The breakdowns below show median federal debt by income, first-generation status, and dependency.
By Family Income
| Income tier | Median federal debt |
|---|---|
| Low income | $16,258 |
| Middle income | $19,300 |
| High income | $16,750 |
First-Generation Comparison
| Cohort | Median federal debt |
|---|---|
| First-generation students | $16,847 |
| Continuing-generation students | $18,500 |
By Dependency Status
| Cohort | Median federal debt |
|---|---|
| Dependent students | $16,971 |
| Independent students | $19,750 |
These pre-calculated indicators summarize the borrowing gaps between cohorts at PVAMU.

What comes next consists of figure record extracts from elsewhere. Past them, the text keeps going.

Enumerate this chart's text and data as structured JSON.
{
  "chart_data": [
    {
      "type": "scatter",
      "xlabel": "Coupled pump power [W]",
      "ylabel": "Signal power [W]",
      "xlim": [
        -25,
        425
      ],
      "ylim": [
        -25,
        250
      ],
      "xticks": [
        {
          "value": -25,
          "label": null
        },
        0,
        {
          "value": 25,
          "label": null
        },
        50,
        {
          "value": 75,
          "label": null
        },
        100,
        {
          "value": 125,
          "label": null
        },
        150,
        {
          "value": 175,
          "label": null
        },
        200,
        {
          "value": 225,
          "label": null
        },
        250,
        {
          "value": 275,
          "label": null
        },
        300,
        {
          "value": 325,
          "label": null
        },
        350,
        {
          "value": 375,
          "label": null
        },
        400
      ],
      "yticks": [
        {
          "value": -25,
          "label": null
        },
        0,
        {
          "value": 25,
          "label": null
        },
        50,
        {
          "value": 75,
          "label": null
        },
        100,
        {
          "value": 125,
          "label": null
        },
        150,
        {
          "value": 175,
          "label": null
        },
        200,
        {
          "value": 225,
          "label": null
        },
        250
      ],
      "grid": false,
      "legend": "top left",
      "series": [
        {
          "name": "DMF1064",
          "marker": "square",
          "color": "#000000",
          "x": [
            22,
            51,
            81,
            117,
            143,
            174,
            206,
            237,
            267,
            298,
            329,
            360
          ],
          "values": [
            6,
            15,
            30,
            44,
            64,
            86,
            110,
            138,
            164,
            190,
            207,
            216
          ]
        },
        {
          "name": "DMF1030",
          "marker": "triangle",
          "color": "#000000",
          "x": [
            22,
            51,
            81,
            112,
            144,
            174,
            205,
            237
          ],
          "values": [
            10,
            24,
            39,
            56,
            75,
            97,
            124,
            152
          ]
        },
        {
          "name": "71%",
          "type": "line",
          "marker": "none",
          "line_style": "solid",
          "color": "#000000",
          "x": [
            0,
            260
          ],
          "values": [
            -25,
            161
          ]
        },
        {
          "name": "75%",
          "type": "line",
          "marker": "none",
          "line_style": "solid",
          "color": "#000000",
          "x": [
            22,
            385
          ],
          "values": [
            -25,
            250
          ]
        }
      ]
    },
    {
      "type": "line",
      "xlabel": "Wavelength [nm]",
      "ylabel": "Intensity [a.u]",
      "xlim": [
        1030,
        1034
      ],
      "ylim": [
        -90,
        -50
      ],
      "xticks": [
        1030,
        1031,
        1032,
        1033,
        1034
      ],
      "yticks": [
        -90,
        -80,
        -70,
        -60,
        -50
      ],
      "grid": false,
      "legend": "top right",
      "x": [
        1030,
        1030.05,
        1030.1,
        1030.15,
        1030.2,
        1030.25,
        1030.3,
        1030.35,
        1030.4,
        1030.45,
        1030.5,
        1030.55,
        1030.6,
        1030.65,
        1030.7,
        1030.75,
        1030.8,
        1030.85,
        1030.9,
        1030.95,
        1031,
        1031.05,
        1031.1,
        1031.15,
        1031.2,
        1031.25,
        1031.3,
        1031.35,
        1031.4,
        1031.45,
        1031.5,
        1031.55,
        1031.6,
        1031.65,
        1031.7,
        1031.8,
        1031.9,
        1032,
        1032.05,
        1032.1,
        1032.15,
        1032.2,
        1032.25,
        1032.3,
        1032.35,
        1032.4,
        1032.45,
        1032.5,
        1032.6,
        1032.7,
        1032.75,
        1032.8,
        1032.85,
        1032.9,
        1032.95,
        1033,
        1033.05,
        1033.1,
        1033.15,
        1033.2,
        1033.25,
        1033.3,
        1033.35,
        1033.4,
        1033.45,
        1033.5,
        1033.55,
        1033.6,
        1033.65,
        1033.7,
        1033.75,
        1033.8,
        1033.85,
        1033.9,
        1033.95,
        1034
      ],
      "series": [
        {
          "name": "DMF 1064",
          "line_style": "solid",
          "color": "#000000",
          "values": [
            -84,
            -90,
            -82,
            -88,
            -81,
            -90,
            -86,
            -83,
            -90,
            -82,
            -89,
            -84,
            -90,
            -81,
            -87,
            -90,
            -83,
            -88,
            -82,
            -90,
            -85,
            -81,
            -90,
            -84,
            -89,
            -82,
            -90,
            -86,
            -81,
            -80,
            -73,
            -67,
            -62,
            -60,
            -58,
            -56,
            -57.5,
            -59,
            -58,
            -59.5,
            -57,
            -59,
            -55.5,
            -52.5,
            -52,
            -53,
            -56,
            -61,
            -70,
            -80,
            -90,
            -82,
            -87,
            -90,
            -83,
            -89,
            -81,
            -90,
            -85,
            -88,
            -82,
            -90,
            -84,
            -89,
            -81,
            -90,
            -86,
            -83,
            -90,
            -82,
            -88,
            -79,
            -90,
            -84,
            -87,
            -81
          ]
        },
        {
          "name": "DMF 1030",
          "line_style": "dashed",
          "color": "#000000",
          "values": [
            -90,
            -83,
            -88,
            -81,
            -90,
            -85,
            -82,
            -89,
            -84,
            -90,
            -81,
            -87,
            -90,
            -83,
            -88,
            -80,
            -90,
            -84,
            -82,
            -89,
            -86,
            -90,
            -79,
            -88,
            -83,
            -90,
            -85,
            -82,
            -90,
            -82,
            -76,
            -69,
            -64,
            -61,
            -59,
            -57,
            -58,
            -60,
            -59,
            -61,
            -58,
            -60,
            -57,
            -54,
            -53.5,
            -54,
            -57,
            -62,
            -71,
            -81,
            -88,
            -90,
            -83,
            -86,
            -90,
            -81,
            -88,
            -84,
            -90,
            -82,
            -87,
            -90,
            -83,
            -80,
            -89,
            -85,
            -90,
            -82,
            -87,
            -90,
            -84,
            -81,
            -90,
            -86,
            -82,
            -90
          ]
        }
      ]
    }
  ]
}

The Difference Between Subsidized and Unsubsidized Loans
Unsubsidized federal student loans accrue interest every month — even while you are still enrolled. Unless you pay that interest as it builds, the balance you owe at graduation can be noticeably higher than the amount you originally borrowed.
Did You Know?
Unlike most other debt, federal student loans generally survive bankruptcy — and unpaid balances can lead to wage garnishment — so borrow only what you truly need.
References
More about our data sources and methodologies.